One of the best ways to determine if there's a stress-sugar connection is with a diabetes logbook. Each day, rate your stress level on a scale of one to 10 — one being no stress, and 10 being all-out madness. After a week or two, go back and see if you notice any relationship between your daily stress levels and your blood sugar management.

Discuss any findings with your doctor and come up with a plan together to not only manage your blood sugar levels better, but to reduce your stress, too. In addition, take a look at your everyday schedule to find time for stress-relieving activities, such as yoga and meditation.

Take These Steps to Reduce Mental Stress

Take a breather. Controlled deep-breathing exercises can help reduce the negative effects of stress while also curbing inflammation. Try taking slow, deep breaths while relaxing your muscles for five to 20 minutes whenever you're feeling especially stressed.

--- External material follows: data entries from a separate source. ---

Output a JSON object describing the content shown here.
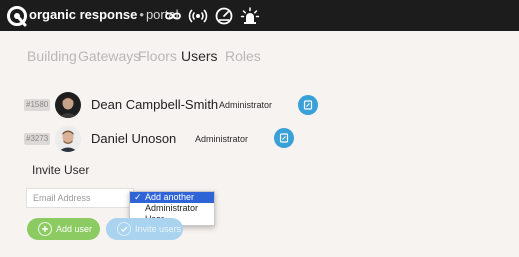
{
  "header": {
    "brand_bold": "organic response",
    "brand_separator": "•",
    "brand_light": "portal",
    "icons": [
      "logo-icon",
      "infinity-icon",
      "broadcast-icon",
      "gauge-icon",
      "alarm-icon"
    ]
  },
  "tabs": [
    {
      "label": "Building",
      "active": false
    },
    {
      "label": "Gateways",
      "active": false
    },
    {
      "label": "Floors",
      "active": false
    },
    {
      "label": "Users",
      "active": true
    },
    {
      "label": "Roles",
      "active": false
    }
  ],
  "users": [
    {
      "id": "#1580",
      "name": "Dean Campbell-Smith",
      "role": "Administrator"
    },
    {
      "id": "#3273",
      "name": "Daniel Unoson",
      "role": "Administrator"
    }
  ],
  "invite": {
    "title": "Invite User",
    "email_placeholder": "Email Address",
    "role_options": [
      "Add another",
      "Administrator",
      "User"
    ],
    "selected_option": "Add another",
    "check_mark": "✓",
    "add_button_label": "Add user",
    "invite_button_label": "Invite users"
  },
  "colors": {
    "topbar": "#1c1c1c",
    "accent_blue": "#3aa0d8",
    "add_green": "#8ccb61",
    "invite_disabled": "#a9d3ee",
    "dropdown_selected": "#2f64d6"
  }
}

Revisit your schedule. Look for ways you can streamline it to increase efficiency or get rid of excess obligations, Johnson says. Remember, it's OK to say no from time to time.

Catch some z's. Lack of sleep can also lead to emotional stress. A study published in Diabetes Care found that people with type 2 diabetes who slept less than 4.5 hours a night had higher blood sugar levels than those who slept an average of 6.5 to 7.4 hours a night.

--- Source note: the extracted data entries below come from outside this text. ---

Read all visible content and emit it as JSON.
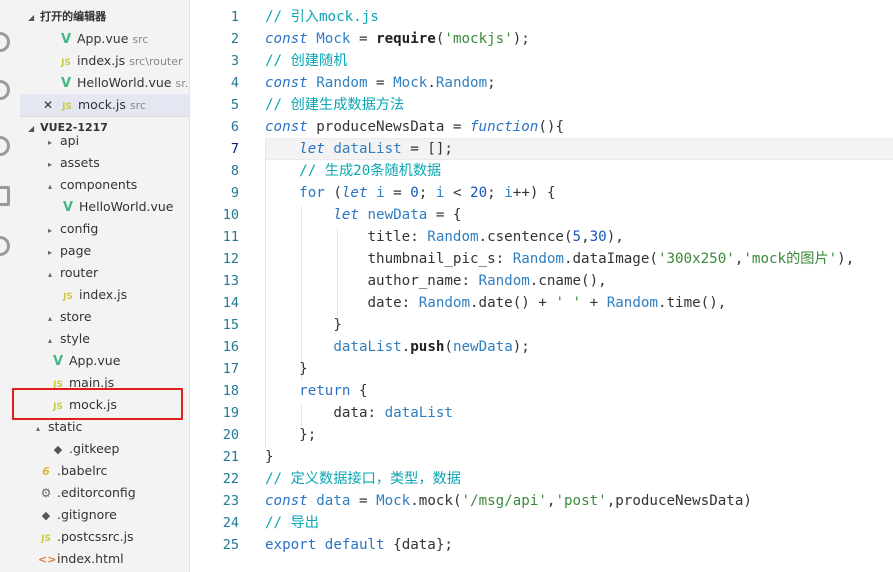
{
  "sidebar": {
    "open_editors_header": "打开的编辑器",
    "open_editors": [
      {
        "icon": "vue",
        "name": "App.vue",
        "desc": "src",
        "active": false,
        "close": false
      },
      {
        "icon": "js",
        "name": "index.js",
        "desc": "src\\router",
        "active": false,
        "close": false
      },
      {
        "icon": "vue",
        "name": "HelloWorld.vue",
        "desc": "sr...",
        "active": false,
        "close": false
      },
      {
        "icon": "js",
        "name": "mock.js",
        "desc": "src",
        "active": true,
        "close": true
      }
    ],
    "project_header": "VUE2-1217",
    "tree": [
      {
        "depth": 2,
        "arrow": "▸",
        "icon": "",
        "name": "api"
      },
      {
        "depth": 2,
        "arrow": "▸",
        "icon": "",
        "name": "assets"
      },
      {
        "depth": 2,
        "arrow": "▴",
        "icon": "",
        "name": "components"
      },
      {
        "depth": 3,
        "arrow": "",
        "icon": "vue",
        "name": "HelloWorld.vue"
      },
      {
        "depth": 2,
        "arrow": "▸",
        "icon": "",
        "name": "config"
      },
      {
        "depth": 2,
        "arrow": "▸",
        "icon": "",
        "name": "page"
      },
      {
        "depth": 2,
        "arrow": "▴",
        "icon": "",
        "name": "router"
      },
      {
        "depth": 3,
        "arrow": "",
        "icon": "js",
        "name": "index.js"
      },
      {
        "depth": 2,
        "arrow": "▴",
        "icon": "",
        "name": "store"
      },
      {
        "depth": 2,
        "arrow": "▴",
        "icon": "",
        "name": "style"
      },
      {
        "depth": 2,
        "arrow": "",
        "icon": "vue",
        "name": "App.vue"
      },
      {
        "depth": 2,
        "arrow": "",
        "icon": "js",
        "name": "main.js"
      },
      {
        "depth": 2,
        "arrow": "",
        "icon": "js",
        "name": "mock.js"
      },
      {
        "depth": 1,
        "arrow": "▴",
        "icon": "",
        "name": "static"
      },
      {
        "depth": 2,
        "arrow": "",
        "icon": "git",
        "name": ".gitkeep"
      },
      {
        "depth": 1,
        "arrow": "",
        "icon": "babel",
        "name": ".babelrc"
      },
      {
        "depth": 1,
        "arrow": "",
        "icon": "gear",
        "name": ".editorconfig"
      },
      {
        "depth": 1,
        "arrow": "",
        "icon": "git",
        "name": ".gitignore"
      },
      {
        "depth": 1,
        "arrow": "",
        "icon": "js",
        "name": ".postcssrc.js"
      },
      {
        "depth": 1,
        "arrow": "",
        "icon": "html",
        "name": "index.html"
      }
    ]
  },
  "icon_glyphs": {
    "vue": "V",
    "js": "JS",
    "babel": "6",
    "gear": "⚙",
    "git": "◆",
    "html": "<>",
    "close": "✕"
  },
  "editor": {
    "current_line": 7,
    "lines": [
      [
        [
          "cm",
          "// 引入mock.js"
        ]
      ],
      [
        [
          "kw",
          "const"
        ],
        [
          "id",
          " "
        ],
        [
          "var",
          "Mock"
        ],
        [
          "op",
          " = "
        ],
        [
          "fn",
          "require"
        ],
        [
          "op",
          "("
        ],
        [
          "str",
          "'mockjs'"
        ],
        [
          "op",
          ");"
        ]
      ],
      [
        [
          "cm",
          "// 创建随机"
        ]
      ],
      [
        [
          "kw",
          "const"
        ],
        [
          "id",
          " "
        ],
        [
          "var",
          "Random"
        ],
        [
          "op",
          " = "
        ],
        [
          "var",
          "Mock"
        ],
        [
          "op",
          "."
        ],
        [
          "var",
          "Random"
        ],
        [
          "op",
          ";"
        ]
      ],
      [
        [
          "cm",
          "// 创建生成数据方法"
        ]
      ],
      [
        [
          "kw",
          "const"
        ],
        [
          "id",
          " produceNewsData"
        ],
        [
          "op",
          " = "
        ],
        [
          "kw",
          "function"
        ],
        [
          "op",
          "(){"
        ]
      ],
      [
        [
          "id",
          "    "
        ],
        [
          "kw",
          "let"
        ],
        [
          "id",
          " "
        ],
        [
          "var",
          "dataList"
        ],
        [
          "op",
          " = [];"
        ]
      ],
      [
        [
          "id",
          "    "
        ],
        [
          "cm",
          "// 生成20条随机数据"
        ]
      ],
      [
        [
          "id",
          "    "
        ],
        [
          "kwn",
          "for"
        ],
        [
          "op",
          " ("
        ],
        [
          "kw",
          "let"
        ],
        [
          "id",
          " "
        ],
        [
          "var",
          "i"
        ],
        [
          "op",
          " = "
        ],
        [
          "num",
          "0"
        ],
        [
          "op",
          "; "
        ],
        [
          "var",
          "i"
        ],
        [
          "op",
          " < "
        ],
        [
          "num",
          "20"
        ],
        [
          "op",
          "; "
        ],
        [
          "var",
          "i"
        ],
        [
          "op",
          "++) {"
        ]
      ],
      [
        [
          "id",
          "        "
        ],
        [
          "kw",
          "let"
        ],
        [
          "id",
          " "
        ],
        [
          "var",
          "newData"
        ],
        [
          "op",
          " = {"
        ]
      ],
      [
        [
          "id",
          "            title: "
        ],
        [
          "var",
          "Random"
        ],
        [
          "op",
          "."
        ],
        [
          "id",
          "csentence("
        ],
        [
          "num",
          "5"
        ],
        [
          "op",
          ","
        ],
        [
          "num",
          "30"
        ],
        [
          "op",
          "),"
        ]
      ],
      [
        [
          "id",
          "            thumbnail_pic_s: "
        ],
        [
          "var",
          "Random"
        ],
        [
          "op",
          "."
        ],
        [
          "id",
          "dataImage("
        ],
        [
          "str",
          "'300x250'"
        ],
        [
          "op",
          ","
        ],
        [
          "str",
          "'mock的图片'"
        ],
        [
          "op",
          "),"
        ]
      ],
      [
        [
          "id",
          "            author_name: "
        ],
        [
          "var",
          "Random"
        ],
        [
          "op",
          "."
        ],
        [
          "id",
          "cname(),"
        ]
      ],
      [
        [
          "id",
          "            date: "
        ],
        [
          "var",
          "Random"
        ],
        [
          "op",
          "."
        ],
        [
          "id",
          "date() "
        ],
        [
          "op",
          "+"
        ],
        [
          "id",
          " "
        ],
        [
          "str",
          "' '"
        ],
        [
          "id",
          " "
        ],
        [
          "op",
          "+"
        ],
        [
          "id",
          " "
        ],
        [
          "var",
          "Random"
        ],
        [
          "op",
          "."
        ],
        [
          "id",
          "time(),"
        ]
      ],
      [
        [
          "id",
          "        }"
        ]
      ],
      [
        [
          "id",
          "        "
        ],
        [
          "var",
          "dataList"
        ],
        [
          "op",
          "."
        ],
        [
          "fn",
          "push"
        ],
        [
          "op",
          "("
        ],
        [
          "var",
          "newData"
        ],
        [
          "op",
          ");"
        ]
      ],
      [
        [
          "id",
          "    }"
        ]
      ],
      [
        [
          "id",
          "    "
        ],
        [
          "kwn",
          "return"
        ],
        [
          "op",
          " {"
        ]
      ],
      [
        [
          "id",
          "        data: "
        ],
        [
          "var",
          "dataList"
        ]
      ],
      [
        [
          "id",
          "    };"
        ]
      ],
      [
        [
          "id",
          "}"
        ]
      ],
      [
        [
          "cm",
          "// 定义数据接口，类型，数据"
        ]
      ],
      [
        [
          "kw",
          "const"
        ],
        [
          "id",
          " "
        ],
        [
          "var",
          "data"
        ],
        [
          "op",
          " = "
        ],
        [
          "var",
          "Mock"
        ],
        [
          "op",
          "."
        ],
        [
          "id",
          "mock("
        ],
        [
          "str",
          "'/msg/api'"
        ],
        [
          "op",
          ","
        ],
        [
          "str",
          "'post'"
        ],
        [
          "op",
          ","
        ],
        [
          "id",
          "produceNewsData)"
        ]
      ],
      [
        [
          "cm",
          "// 导出"
        ]
      ],
      [
        [
          "kwn",
          "export"
        ],
        [
          "id",
          " "
        ],
        [
          "kwn",
          "default"
        ],
        [
          "op",
          " {"
        ],
        [
          "id",
          "data"
        ],
        [
          "op",
          "};"
        ]
      ]
    ]
  }
}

Exercise. Regular exercise is linked with reduced stress, improved alertness, increased concentration and heightened energy levels, Johnson said. The National Health Portal recommends that adults under the age of 64 engage in 150 minutes or more of physical activity every week. This activity of your choosing — such as a fitness class or brisk walking — should be spread over at least three days per week, with no more than two consecutive days without activity.

Don't stress about stress. It's a normal part of life and there's no way to avoid it completely — but understanding and practising a variety of management tactics can help you feel better more and keep it from getting to your health.


Disclaimer: This publication/article/editorial is meant for awareness/educational purposes and does not constitute or imply an endorsement, sponsorship or recommendation of any products. Please consult your doctor/healthcare practitioner before starting any diet, medication or exercise.